Even as farmers in Punjab and Haryana are taking to the streets to protest the passage of three farm reform laws, some of their counterparts in Maharashtra will be doing exactly the opposite. The farmer’s union founded by noted farmer leader Sharad Joshi is planning to hit the streets on September 25 in support of the legislation that they said was long overdue.
On Sunday, the Rajya Sabha passed three ordinances announced by Finance Minister Nirmala Sitharaman in June. The three bills aim at bringing about structural reforms in the agriculture sector, in terms of agricultural marketing, by allowing free trade outside the purview of Agricultural Produce Marketing Committees (APMC) by amending the Essential Commodities Act (which does away with the government’s power to impose stock limits or impose trade restrictions like export ban) and streamline contract farming with regard to the Farmers (Empowerment and Protection) Agreement on Price Assurance and Farm Services Ordinance, 2020.
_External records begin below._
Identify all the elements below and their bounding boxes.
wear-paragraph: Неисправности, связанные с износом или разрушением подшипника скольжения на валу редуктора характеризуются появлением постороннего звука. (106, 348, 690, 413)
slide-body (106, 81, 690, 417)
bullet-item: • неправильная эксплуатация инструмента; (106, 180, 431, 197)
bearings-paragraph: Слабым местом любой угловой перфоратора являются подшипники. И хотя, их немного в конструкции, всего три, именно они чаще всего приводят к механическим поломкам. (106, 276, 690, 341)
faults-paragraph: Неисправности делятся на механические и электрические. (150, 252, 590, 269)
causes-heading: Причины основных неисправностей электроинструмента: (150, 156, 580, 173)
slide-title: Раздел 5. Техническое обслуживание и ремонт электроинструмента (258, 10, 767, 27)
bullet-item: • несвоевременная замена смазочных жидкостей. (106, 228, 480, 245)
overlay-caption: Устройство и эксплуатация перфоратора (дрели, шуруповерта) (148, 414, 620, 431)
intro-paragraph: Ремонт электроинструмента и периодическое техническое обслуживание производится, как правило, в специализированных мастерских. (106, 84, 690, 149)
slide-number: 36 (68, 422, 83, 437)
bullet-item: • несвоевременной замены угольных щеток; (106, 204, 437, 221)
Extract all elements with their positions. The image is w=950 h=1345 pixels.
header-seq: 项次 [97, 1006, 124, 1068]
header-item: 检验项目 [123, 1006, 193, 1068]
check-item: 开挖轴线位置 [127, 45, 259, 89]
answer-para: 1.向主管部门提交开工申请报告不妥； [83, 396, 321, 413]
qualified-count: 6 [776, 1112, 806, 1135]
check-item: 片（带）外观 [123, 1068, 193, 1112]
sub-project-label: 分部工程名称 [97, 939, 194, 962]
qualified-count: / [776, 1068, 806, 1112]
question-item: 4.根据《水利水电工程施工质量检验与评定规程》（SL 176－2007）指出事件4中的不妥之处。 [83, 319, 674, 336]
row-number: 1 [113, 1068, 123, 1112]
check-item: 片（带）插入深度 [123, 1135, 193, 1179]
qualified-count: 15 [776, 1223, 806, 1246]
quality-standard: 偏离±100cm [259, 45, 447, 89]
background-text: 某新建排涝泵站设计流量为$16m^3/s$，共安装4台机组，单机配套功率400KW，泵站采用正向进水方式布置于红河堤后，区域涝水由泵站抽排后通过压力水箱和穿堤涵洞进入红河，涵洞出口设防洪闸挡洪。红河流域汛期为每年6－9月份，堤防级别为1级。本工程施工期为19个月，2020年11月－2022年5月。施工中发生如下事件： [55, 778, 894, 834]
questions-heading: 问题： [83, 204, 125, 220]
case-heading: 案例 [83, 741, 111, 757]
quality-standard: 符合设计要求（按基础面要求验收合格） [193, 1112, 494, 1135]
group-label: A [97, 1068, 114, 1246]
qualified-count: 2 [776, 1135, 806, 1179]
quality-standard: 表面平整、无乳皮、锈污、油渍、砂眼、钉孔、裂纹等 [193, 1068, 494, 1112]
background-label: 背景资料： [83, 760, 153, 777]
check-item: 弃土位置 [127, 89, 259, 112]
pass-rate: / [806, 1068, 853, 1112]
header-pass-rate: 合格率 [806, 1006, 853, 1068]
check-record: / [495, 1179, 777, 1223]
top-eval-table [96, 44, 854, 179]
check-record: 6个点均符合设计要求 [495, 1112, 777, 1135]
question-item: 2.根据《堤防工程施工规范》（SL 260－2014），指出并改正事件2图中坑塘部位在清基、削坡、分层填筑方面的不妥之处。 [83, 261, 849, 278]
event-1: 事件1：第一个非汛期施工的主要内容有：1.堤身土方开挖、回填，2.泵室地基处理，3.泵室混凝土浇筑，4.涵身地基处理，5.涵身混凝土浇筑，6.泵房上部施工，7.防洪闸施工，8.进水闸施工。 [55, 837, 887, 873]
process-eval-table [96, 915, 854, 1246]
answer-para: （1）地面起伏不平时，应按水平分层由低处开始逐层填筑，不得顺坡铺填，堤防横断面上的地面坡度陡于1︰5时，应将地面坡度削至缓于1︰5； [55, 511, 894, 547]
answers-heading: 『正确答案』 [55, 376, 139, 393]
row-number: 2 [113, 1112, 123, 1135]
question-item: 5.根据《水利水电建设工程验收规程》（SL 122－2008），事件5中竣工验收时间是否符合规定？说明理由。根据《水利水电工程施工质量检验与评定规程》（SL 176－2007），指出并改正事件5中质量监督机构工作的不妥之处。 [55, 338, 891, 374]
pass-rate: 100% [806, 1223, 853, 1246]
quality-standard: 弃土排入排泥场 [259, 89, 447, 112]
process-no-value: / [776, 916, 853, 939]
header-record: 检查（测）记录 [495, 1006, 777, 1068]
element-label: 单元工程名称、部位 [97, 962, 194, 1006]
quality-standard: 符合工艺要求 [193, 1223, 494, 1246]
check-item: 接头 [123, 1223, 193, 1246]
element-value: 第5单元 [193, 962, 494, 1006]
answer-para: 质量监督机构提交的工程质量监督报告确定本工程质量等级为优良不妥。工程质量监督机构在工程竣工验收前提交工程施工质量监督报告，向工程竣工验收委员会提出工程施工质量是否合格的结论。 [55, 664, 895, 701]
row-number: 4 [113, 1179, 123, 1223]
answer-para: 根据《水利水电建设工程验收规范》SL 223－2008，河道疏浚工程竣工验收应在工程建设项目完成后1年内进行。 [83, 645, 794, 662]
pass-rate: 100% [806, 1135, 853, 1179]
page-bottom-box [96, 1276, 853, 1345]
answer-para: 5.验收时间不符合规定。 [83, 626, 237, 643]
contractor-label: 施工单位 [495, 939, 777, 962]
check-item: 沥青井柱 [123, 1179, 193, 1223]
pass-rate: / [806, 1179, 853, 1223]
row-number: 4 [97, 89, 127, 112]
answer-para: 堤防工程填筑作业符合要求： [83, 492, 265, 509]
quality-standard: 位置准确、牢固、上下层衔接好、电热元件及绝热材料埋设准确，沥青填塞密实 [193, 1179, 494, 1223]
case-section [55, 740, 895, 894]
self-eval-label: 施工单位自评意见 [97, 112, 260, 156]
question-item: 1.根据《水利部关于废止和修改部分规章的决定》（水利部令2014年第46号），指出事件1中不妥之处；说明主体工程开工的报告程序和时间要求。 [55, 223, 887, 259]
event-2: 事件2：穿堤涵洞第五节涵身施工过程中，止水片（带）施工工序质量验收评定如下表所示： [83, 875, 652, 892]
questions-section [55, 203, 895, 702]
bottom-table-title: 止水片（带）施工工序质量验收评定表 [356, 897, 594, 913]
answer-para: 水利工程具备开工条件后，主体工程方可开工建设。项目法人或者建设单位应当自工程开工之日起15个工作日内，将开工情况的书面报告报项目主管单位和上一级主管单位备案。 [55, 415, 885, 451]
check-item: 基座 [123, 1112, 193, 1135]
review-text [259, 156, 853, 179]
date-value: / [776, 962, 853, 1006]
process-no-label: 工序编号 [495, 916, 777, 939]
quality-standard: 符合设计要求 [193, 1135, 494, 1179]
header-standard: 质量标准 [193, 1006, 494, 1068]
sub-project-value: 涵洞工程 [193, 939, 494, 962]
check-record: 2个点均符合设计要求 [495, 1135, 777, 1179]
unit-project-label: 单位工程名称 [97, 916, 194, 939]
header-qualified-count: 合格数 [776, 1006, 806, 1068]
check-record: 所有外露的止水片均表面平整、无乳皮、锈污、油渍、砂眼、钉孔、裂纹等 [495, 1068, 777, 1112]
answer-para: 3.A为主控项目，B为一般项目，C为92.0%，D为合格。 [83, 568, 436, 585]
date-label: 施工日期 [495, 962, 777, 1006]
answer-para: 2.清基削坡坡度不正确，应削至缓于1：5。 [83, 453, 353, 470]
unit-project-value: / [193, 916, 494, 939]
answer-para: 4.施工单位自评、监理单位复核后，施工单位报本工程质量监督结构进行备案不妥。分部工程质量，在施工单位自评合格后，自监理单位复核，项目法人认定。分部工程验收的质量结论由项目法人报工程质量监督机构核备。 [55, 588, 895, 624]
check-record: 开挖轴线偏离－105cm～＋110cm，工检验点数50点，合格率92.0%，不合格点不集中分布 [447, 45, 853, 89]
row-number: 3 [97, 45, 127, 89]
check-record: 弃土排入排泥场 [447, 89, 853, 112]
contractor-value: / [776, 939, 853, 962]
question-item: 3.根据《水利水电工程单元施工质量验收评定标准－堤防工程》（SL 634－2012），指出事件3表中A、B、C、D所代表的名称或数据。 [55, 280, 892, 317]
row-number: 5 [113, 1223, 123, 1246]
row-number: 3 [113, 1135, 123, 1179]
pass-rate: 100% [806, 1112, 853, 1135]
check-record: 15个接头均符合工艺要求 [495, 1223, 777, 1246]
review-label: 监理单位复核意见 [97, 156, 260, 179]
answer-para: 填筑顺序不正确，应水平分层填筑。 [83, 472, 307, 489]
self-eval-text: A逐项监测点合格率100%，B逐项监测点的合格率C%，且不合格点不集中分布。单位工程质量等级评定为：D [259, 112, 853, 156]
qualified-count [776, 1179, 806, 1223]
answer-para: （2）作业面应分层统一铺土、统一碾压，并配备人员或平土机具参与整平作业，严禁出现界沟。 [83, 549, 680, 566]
Out of the three bills, farmers and farm leaders have expressed grave concerns over the first one that they claim was a roundabout way to eliminate procurement of wheat and paddy under minimum support price (MSP) programme. Last year, farmers in Punjab and Haryana sold wheat and paddy worth over Rs 80,000 crore under Food Corporation of India (FCI). The protests by farmers also led SAD minister Harsimrat Kaur Badal to resign from the cabinet.
Back in Maharashtra, farm organisations have welcomed the bills from the first day. Former MP Raju Shetti had welcomed the move but asked for a mechanism to prevent farmers from being cheated by fly-by-night operators. Similarly, Anil Ghanwat, president of Shetkari Sanghtana, has called this move a landmark reform in the sector, which will help farmers gain financial independence.
Shetti, who is part of All India Kisan Sangharsha Sammitee (AIKSS), the umbrella body of over 200 farmer organisation, on Sunday issued a statement criticising what he called “corporatisation” of the farm sector.
Ghanwat told The Indian Express said their decision to support the legislation was necessary as they were aimed at helping farmers. He said the fear expressed by farmers in other states was uncalled for. “[This] will allow farmers to become real owners of their produce. Barring the mandis, the present system did not present any other avenue to offload produce. Now, it is expected that as the private sector gets into the picture, farmers will have more than one market to choose from,” he said.
In Maharashtra, Ghanwat pointed out MSP operations were few and far between. He also said growers of soybean, urad, moong, toor, which are the main crops in the state, sold bulk of their produce at the mandis. “The condition is the same in most states — only 10 per cent farmers in the country are able to sell a substantial quantity of their produce un” he said.
Ghanwat said the new laws would witness private players investing in rural infrastructure.
“The protests had “invisible” forces who did not want the present system to be disturbed. We have already spoken to protesting farmers in Punjab, Madhya Pradesh, Uttar Pradesh, and we were able to convinced them of view,” he said.